国内初の大規模癌遺族調査OPTIM-SUTY」の研究結果が報告された。全体的な満足度や医師への信頼などの評価は高かったものの、苦痛の緩和に関しては十分な水準に達していないことが示された。6月18日、19日と東京都内で開催された第15回日本緩和医療学会学術大会で東北大学大学院医学系研究科保健学専攻緩和ケア看護学分野の宮下光令氏が発表した。

 終末期の癌患者ケアに対する質の評価は、遺族調査が世界の標準的な方法となっている。

 国内では、緩和ケア病棟、在宅ホスピス、がん診療連携拠点病院における全国的な調査は実施されているものの、地域をベースとした調査は行われていない。

 同研究は、地域の病院(一般病棟や緩和ケア病棟など)や診療所を対象に癌患者の遺族に対する緩和ケアの質の評価を行ったもので、2007年4月から2008年10月までに癌で死亡した患者の遺族に対して調査用紙を送付して実施された。

 調査地域は、鶴岡や柏、長崎などの25の病院と18の診療所で、病院はがん拠点病院の一般病棟とがん拠点病院以外の一般病棟、緩和ケア病棟などに分類された。

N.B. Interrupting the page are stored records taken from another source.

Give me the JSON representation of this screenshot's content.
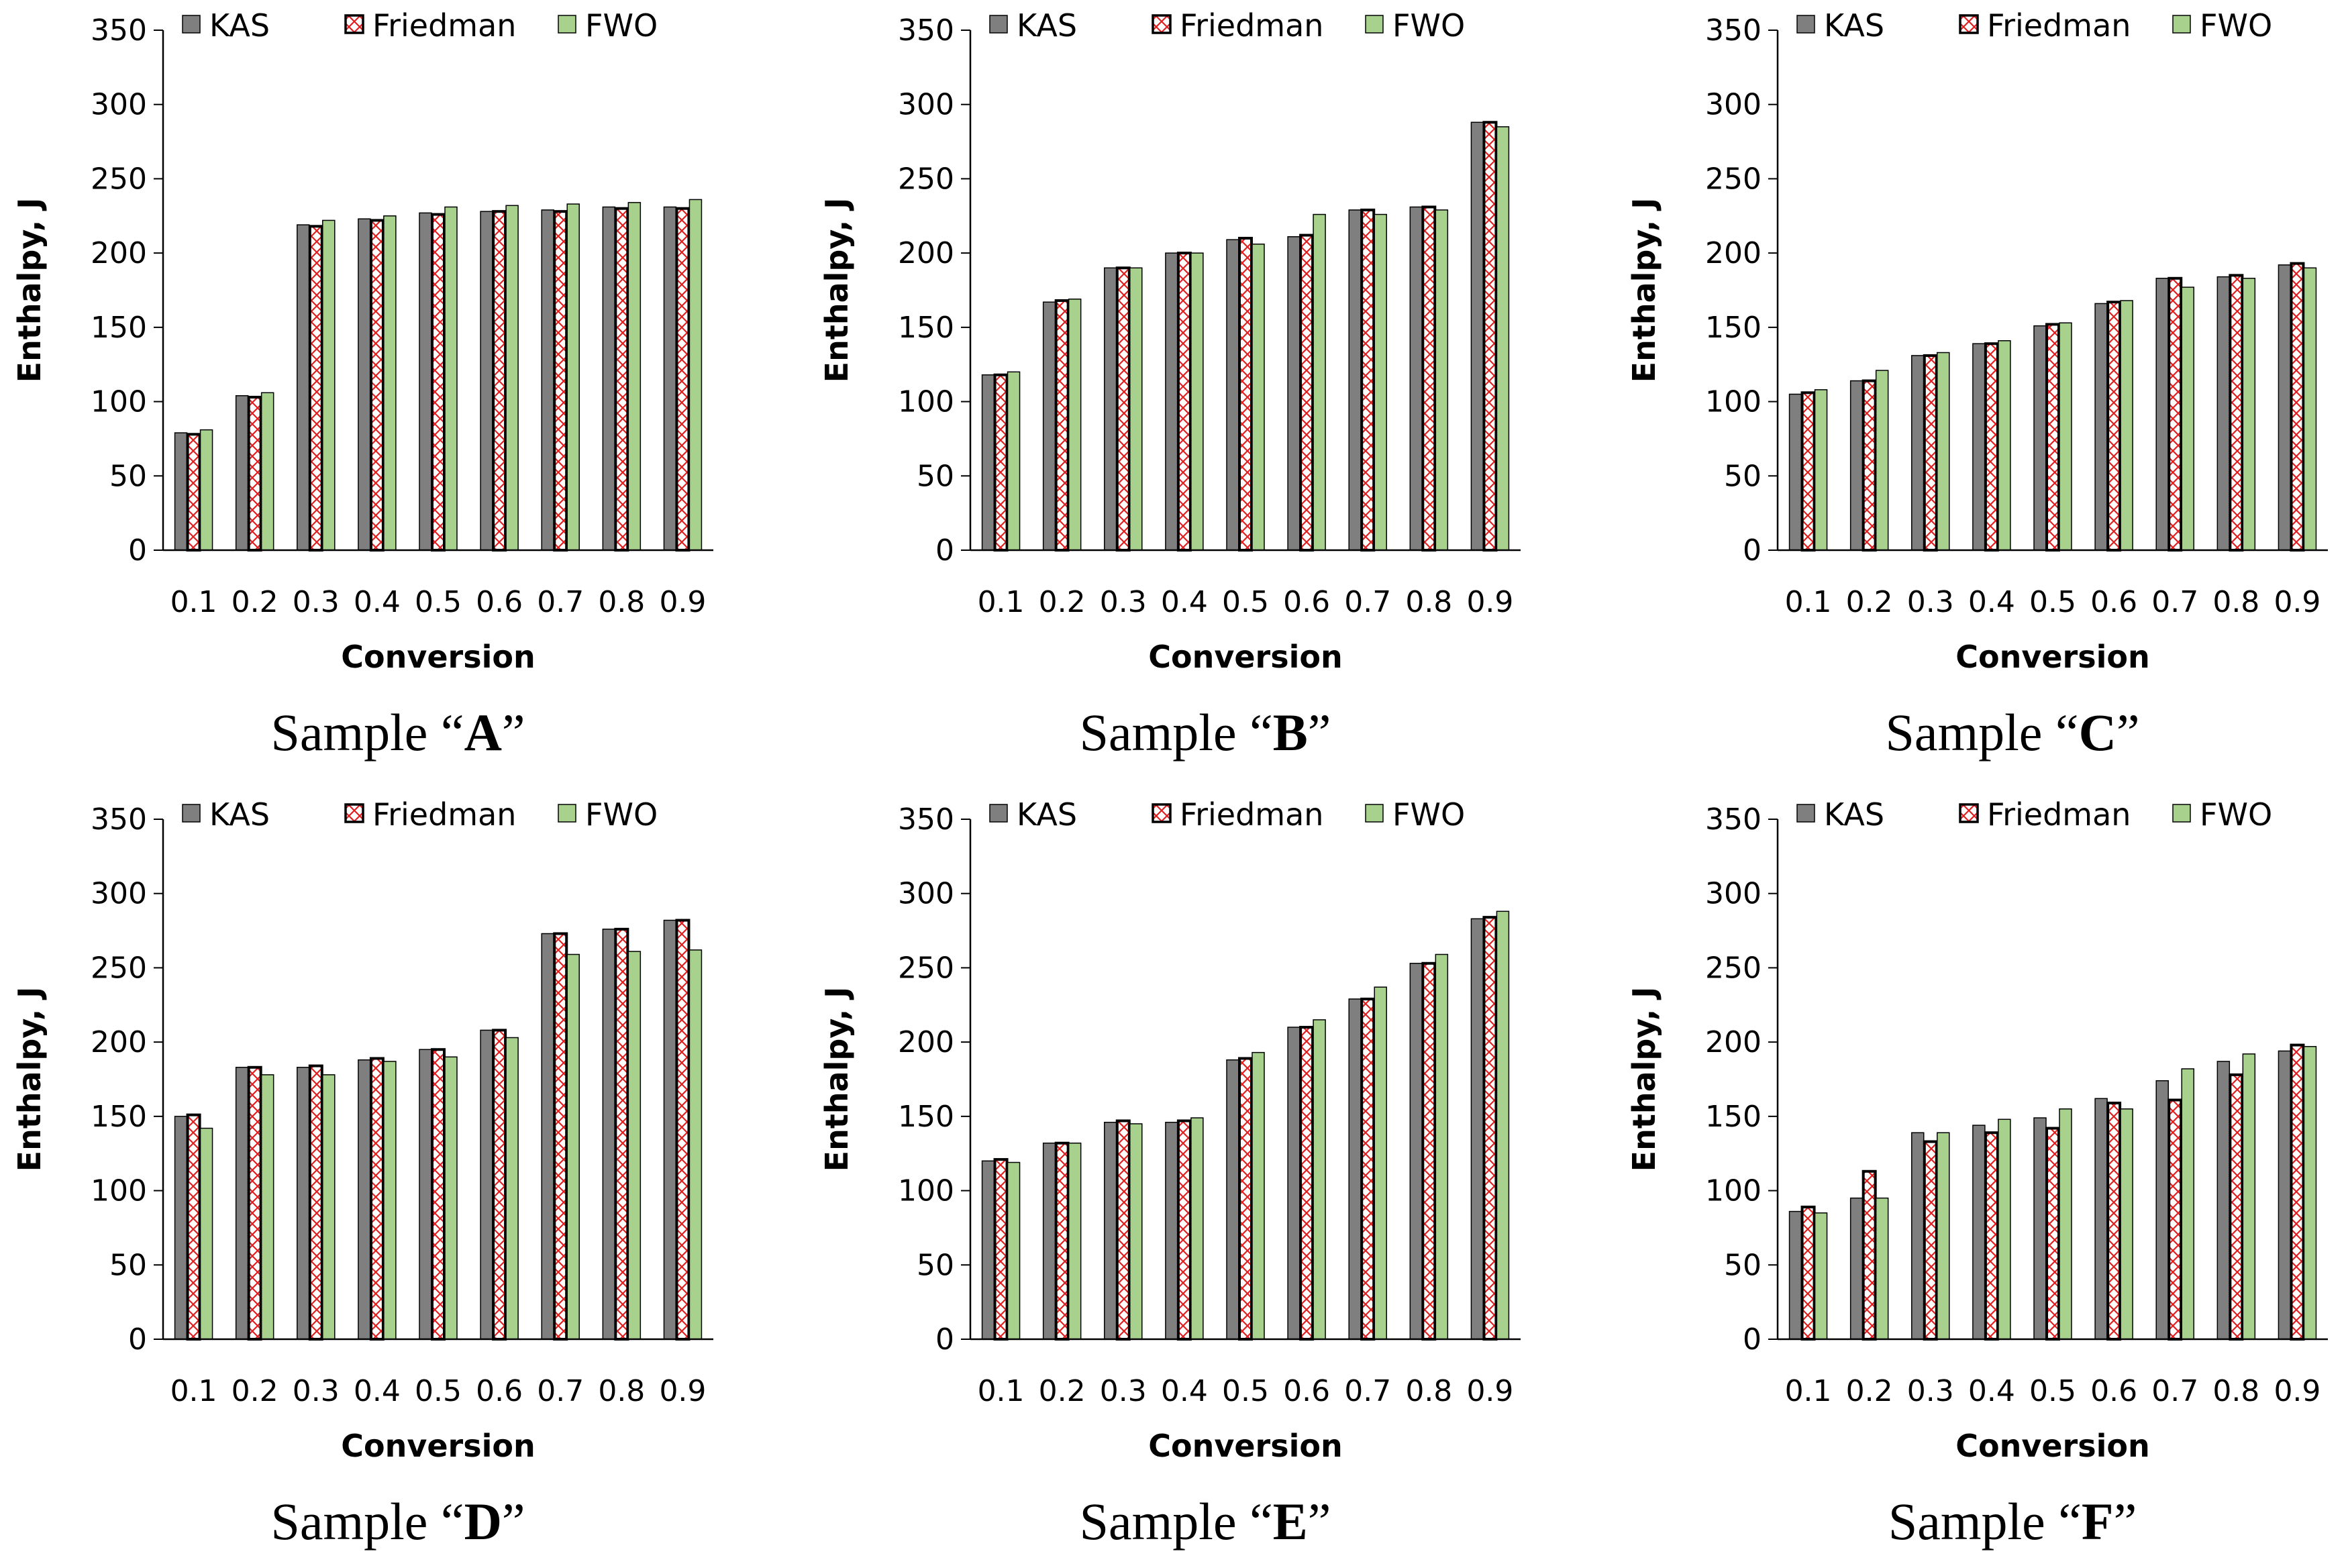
{
  "chart_data": [
    {
      "type": "bar",
      "caption": {
        "prefix": "Sample “",
        "letter": "A",
        "suffix": "”"
      },
      "categories": [
        "0.1",
        "0.2",
        "0.3",
        "0.4",
        "0.5",
        "0.6",
        "0.7",
        "0.8",
        "0.9"
      ],
      "series": [
        {
          "name": "KAS",
          "values": [
            79,
            104,
            219,
            223,
            227,
            228,
            229,
            231,
            231
          ]
        },
        {
          "name": "Friedman",
          "values": [
            78,
            103,
            218,
            222,
            226,
            228,
            228,
            230,
            230
          ]
        },
        {
          "name": "FWO",
          "values": [
            81,
            106,
            222,
            225,
            231,
            232,
            233,
            234,
            236
          ]
        }
      ],
      "xlabel": "Conversion",
      "ylabel": "Enthalpy, J",
      "ylim": [
        0,
        350
      ],
      "yticks": [
        "0",
        "50",
        "100",
        "150",
        "200",
        "250",
        "300",
        "350"
      ],
      "legend": "top",
      "grid": false
    },
    {
      "type": "bar",
      "caption": {
        "prefix": "Sample “",
        "letter": "B",
        "suffix": "”"
      },
      "categories": [
        "0.1",
        "0.2",
        "0.3",
        "0.4",
        "0.5",
        "0.6",
        "0.7",
        "0.8",
        "0.9"
      ],
      "series": [
        {
          "name": "KAS",
          "values": [
            118,
            167,
            190,
            200,
            209,
            211,
            229,
            231,
            288
          ]
        },
        {
          "name": "Friedman",
          "values": [
            118,
            168,
            190,
            200,
            210,
            212,
            229,
            231,
            288
          ]
        },
        {
          "name": "FWO",
          "values": [
            120,
            169,
            190,
            200,
            206,
            226,
            226,
            229,
            285
          ]
        }
      ],
      "xlabel": "Conversion",
      "ylabel": "Enthalpy, J",
      "ylim": [
        0,
        350
      ],
      "yticks": [
        "0",
        "50",
        "100",
        "150",
        "200",
        "250",
        "300",
        "350"
      ],
      "legend": "top",
      "grid": false
    },
    {
      "type": "bar",
      "caption": {
        "prefix": "Sample “",
        "letter": "C",
        "suffix": "”"
      },
      "categories": [
        "0.1",
        "0.2",
        "0.3",
        "0.4",
        "0.5",
        "0.6",
        "0.7",
        "0.8",
        "0.9"
      ],
      "series": [
        {
          "name": "KAS",
          "values": [
            105,
            114,
            131,
            139,
            151,
            166,
            183,
            184,
            192
          ]
        },
        {
          "name": "Friedman",
          "values": [
            106,
            114,
            131,
            139,
            152,
            167,
            183,
            185,
            193
          ]
        },
        {
          "name": "FWO",
          "values": [
            108,
            121,
            133,
            141,
            153,
            168,
            177,
            183,
            190
          ]
        }
      ],
      "xlabel": "Conversion",
      "ylabel": "Enthalpy, J",
      "ylim": [
        0,
        350
      ],
      "yticks": [
        "0",
        "50",
        "100",
        "150",
        "200",
        "250",
        "300",
        "350"
      ],
      "legend": "top",
      "grid": false
    },
    {
      "type": "bar",
      "caption": {
        "prefix": "Sample “",
        "letter": "D",
        "suffix": "”"
      },
      "categories": [
        "0.1",
        "0.2",
        "0.3",
        "0.4",
        "0.5",
        "0.6",
        "0.7",
        "0.8",
        "0.9"
      ],
      "series": [
        {
          "name": "KAS",
          "values": [
            150,
            183,
            183,
            188,
            195,
            208,
            273,
            276,
            282
          ]
        },
        {
          "name": "Friedman",
          "values": [
            151,
            183,
            184,
            189,
            195,
            208,
            273,
            276,
            282
          ]
        },
        {
          "name": "FWO",
          "values": [
            142,
            178,
            178,
            187,
            190,
            203,
            259,
            261,
            262
          ]
        }
      ],
      "xlabel": "Conversion",
      "ylabel": "Enthalpy, J",
      "ylim": [
        0,
        350
      ],
      "yticks": [
        "0",
        "50",
        "100",
        "150",
        "200",
        "250",
        "300",
        "350"
      ],
      "legend": "top",
      "grid": false
    },
    {
      "type": "bar",
      "caption": {
        "prefix": "Sample “",
        "letter": "E",
        "suffix": "”"
      },
      "categories": [
        "0.1",
        "0.2",
        "0.3",
        "0.4",
        "0.5",
        "0.6",
        "0.7",
        "0.8",
        "0.9"
      ],
      "series": [
        {
          "name": "KAS",
          "values": [
            120,
            132,
            146,
            146,
            188,
            210,
            229,
            253,
            283
          ]
        },
        {
          "name": "Friedman",
          "values": [
            121,
            132,
            147,
            147,
            189,
            210,
            229,
            253,
            284
          ]
        },
        {
          "name": "FWO",
          "values": [
            119,
            132,
            145,
            149,
            193,
            215,
            237,
            259,
            288
          ]
        }
      ],
      "xlabel": "Conversion",
      "ylabel": "Enthalpy, J",
      "ylim": [
        0,
        350
      ],
      "yticks": [
        "0",
        "50",
        "100",
        "150",
        "200",
        "250",
        "300",
        "350"
      ],
      "legend": "top",
      "grid": false
    },
    {
      "type": "bar",
      "caption": {
        "prefix": "Sample “",
        "letter": "F",
        "suffix": "”"
      },
      "categories": [
        "0.1",
        "0.2",
        "0.3",
        "0.4",
        "0.5",
        "0.6",
        "0.7",
        "0.8",
        "0.9"
      ],
      "series": [
        {
          "name": "KAS",
          "values": [
            86,
            95,
            139,
            144,
            149,
            162,
            174,
            187,
            194
          ]
        },
        {
          "name": "Friedman",
          "values": [
            89,
            113,
            133,
            139,
            142,
            159,
            161,
            178,
            198
          ]
        },
        {
          "name": "FWO",
          "values": [
            85,
            95,
            139,
            148,
            155,
            155,
            182,
            192,
            197
          ]
        }
      ],
      "xlabel": "Conversion",
      "ylabel": "Enthalpy, J",
      "ylim": [
        0,
        350
      ],
      "yticks": [
        "0",
        "50",
        "100",
        "150",
        "200",
        "250",
        "300",
        "350"
      ],
      "legend": "top",
      "grid": false
    }
  ],
  "colors": {
    "kas_fill": "#7f7f7f",
    "friedman_fill": "#ffffff",
    "friedman_hatch": "#e02020",
    "fwo_fill": "#a9d18e",
    "axis": "#000000"
  }
}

調査項目の内容は「緩和ケアのプロセス(Care Evaluation Scale)」「アウトカム(Good Death Inventory)」「全般満足度」で、回収率は69%だった。

 死亡場所は、一般病棟が76%、緩和ケア病棟が18%、自宅が6%で、患者の年齢は各施設とも60〜79歳までが最も多く、遺族の年齢は60歳代が多かった。

 調査項目中、アウトカムに対する回答では、「医師を信頼していた」が78%、「ひととして大切にされていた」が85%で、全般的な満足度は79%と高かったものの、「痛みが少なく過ごせた」は55%、「からだの苦痛が少なく過ごせた」は51%と、疼痛や苦痛の緩和に対しては十分な水準に達していないことが判明した。

 同研究における評価では、全体的に診療所が最もよく、続いて緩和ケア病棟、一般病院の一般病棟、拠点病院の一般病棟の順だった。

 発表にあたった宮下氏は、地域の緩和ケアの質を向上させるには、病院における癌患者の苦痛の緩和を図る必要があると訴えるとともに、看取りが可能な診療所が増えると緩和ケアの質が向上する可能性があると述べている。